A pastor performing a baptism was electrocuted inside his church after grabbing a microphone while partially submerged, a church employee said.

The Rev. Kyle Lake, 33, was standing in water in a baptismal at University Baptist Church when he was electrocuted Sunday morning, said Jamie Dudley, a church business administrator and wife of another pastor there. The water in a baptismal usually reaches above the waist, said Byron Weathersbee, interim university chaplain at Baylor University.

Lake was stepping into the baptismal when he reached out to adjust a nearby microphone, which produced an electric shock, said Ben Dudley, the church's community pastor.

Doctors in the congregation rushed to help Lake, who had collapsed, Ben Dudley said. Lake was taken by ambulance to Hillcrest Baptist Medical Center, where nursing supervisor Pat Mahl said he was pronounced dead.

The woman Lake was baptizing apparently had not stepped into the water, Ben Dudley said. She was taken to the hospital as a precaution, but was not seriously injured, he said.

Pastors at University Baptist Church routinely use a microphone during baptisms, Jamie Dudley said.

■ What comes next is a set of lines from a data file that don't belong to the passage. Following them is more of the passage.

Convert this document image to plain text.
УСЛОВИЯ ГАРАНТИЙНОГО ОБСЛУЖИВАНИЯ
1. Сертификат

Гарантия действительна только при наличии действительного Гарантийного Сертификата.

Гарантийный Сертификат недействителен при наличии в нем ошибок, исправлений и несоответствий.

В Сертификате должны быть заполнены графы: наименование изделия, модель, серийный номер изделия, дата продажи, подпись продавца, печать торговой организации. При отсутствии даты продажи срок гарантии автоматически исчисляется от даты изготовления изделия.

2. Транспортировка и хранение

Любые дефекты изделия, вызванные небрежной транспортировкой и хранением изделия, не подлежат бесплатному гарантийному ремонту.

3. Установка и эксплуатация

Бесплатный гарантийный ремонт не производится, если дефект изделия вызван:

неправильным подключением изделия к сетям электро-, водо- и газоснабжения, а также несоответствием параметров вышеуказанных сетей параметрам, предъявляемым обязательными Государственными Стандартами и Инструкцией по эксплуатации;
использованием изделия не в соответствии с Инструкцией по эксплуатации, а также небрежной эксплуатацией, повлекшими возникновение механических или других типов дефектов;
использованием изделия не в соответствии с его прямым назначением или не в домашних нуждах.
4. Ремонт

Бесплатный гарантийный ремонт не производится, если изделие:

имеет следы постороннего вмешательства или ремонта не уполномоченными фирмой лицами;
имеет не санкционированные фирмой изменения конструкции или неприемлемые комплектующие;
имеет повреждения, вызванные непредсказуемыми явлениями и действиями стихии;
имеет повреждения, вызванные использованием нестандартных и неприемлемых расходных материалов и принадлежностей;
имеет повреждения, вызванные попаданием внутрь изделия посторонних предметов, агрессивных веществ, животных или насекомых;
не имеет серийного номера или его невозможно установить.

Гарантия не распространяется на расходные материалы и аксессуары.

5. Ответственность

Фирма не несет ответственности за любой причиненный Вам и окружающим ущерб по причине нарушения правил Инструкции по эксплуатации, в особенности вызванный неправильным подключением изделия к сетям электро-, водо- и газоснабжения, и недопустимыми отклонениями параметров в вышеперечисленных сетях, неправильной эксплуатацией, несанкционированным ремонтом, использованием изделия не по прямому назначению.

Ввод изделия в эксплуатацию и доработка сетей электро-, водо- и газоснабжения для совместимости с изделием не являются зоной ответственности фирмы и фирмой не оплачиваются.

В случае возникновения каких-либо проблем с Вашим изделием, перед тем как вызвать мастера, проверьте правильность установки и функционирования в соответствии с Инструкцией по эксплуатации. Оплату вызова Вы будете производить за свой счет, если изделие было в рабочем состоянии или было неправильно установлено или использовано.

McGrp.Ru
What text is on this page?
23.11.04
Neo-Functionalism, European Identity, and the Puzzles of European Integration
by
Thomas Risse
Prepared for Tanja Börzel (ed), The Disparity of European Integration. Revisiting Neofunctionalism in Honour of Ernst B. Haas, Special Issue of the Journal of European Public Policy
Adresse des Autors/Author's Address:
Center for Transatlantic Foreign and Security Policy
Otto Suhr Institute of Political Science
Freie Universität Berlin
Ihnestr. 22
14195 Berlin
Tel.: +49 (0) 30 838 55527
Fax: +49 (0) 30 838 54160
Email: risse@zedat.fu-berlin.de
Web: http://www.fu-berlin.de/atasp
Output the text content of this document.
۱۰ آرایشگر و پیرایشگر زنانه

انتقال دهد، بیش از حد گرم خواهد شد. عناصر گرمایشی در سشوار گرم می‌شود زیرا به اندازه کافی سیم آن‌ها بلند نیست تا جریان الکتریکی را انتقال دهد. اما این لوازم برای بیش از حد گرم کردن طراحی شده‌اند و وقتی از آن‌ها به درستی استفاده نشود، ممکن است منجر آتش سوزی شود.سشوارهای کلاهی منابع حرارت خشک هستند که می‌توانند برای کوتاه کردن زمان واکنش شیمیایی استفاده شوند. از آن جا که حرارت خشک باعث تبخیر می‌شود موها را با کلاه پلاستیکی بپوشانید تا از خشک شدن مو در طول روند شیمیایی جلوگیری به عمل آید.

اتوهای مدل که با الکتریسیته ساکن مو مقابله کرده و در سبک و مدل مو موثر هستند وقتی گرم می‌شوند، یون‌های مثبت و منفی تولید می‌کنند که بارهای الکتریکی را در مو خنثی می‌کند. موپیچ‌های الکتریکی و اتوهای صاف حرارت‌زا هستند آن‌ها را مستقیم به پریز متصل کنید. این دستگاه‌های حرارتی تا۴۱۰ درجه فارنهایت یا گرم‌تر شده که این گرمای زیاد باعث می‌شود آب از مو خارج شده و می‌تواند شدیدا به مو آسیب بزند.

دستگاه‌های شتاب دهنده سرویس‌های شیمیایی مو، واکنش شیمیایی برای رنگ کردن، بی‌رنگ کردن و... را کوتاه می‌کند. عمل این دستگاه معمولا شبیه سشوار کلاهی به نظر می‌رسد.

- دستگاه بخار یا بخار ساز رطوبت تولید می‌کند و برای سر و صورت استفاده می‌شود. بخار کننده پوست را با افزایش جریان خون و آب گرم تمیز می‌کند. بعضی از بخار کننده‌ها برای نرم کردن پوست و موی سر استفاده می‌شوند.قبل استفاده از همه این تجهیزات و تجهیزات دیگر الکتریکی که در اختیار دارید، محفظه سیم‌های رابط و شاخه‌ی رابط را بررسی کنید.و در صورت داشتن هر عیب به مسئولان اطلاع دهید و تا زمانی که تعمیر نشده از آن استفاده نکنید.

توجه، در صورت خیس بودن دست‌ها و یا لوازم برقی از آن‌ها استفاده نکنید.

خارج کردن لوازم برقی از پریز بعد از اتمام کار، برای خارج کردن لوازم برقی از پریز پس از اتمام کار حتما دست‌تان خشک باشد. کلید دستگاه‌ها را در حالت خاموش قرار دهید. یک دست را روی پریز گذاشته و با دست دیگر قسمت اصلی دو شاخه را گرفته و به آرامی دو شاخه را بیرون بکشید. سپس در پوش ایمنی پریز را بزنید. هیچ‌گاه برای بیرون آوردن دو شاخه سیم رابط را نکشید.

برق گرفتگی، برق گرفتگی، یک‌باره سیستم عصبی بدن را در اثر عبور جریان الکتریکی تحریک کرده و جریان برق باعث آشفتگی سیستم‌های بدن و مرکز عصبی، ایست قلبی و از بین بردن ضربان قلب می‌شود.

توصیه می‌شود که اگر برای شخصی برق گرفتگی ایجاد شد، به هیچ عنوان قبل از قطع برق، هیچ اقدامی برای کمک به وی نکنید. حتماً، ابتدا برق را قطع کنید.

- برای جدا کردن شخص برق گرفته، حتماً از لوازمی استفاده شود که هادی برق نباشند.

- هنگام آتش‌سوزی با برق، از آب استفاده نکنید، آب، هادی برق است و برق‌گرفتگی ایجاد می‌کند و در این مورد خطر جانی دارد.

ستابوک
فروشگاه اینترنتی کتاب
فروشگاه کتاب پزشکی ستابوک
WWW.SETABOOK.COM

"He was grabbing the microphone so everyone could hear," she said. "It's the only way you can be loud enough."

About 800 people attended the morning service, which was larger than normal because it was homecoming weekend at nearby Baylor University, she said.

"At first, there was definitely confusion just because everyone was trying to figure out what was going on," Ben Dudley said in a story in Monday's Waco Tribune-Herald. "Everyone just immediately started praying."

Lake, who had a wife and three children, had been at the church for nine years, the last seven as pastor, she said.

At a remembrance attended by about 1,000 people Sunday night at First Baptist Church, Ben Dudley told the UBC congregation that they would move forward as a church.

"I don't know how, when, why, where or what's going to happen, but we will continue as a church in the community because that is what Kyle would have wanted," he said.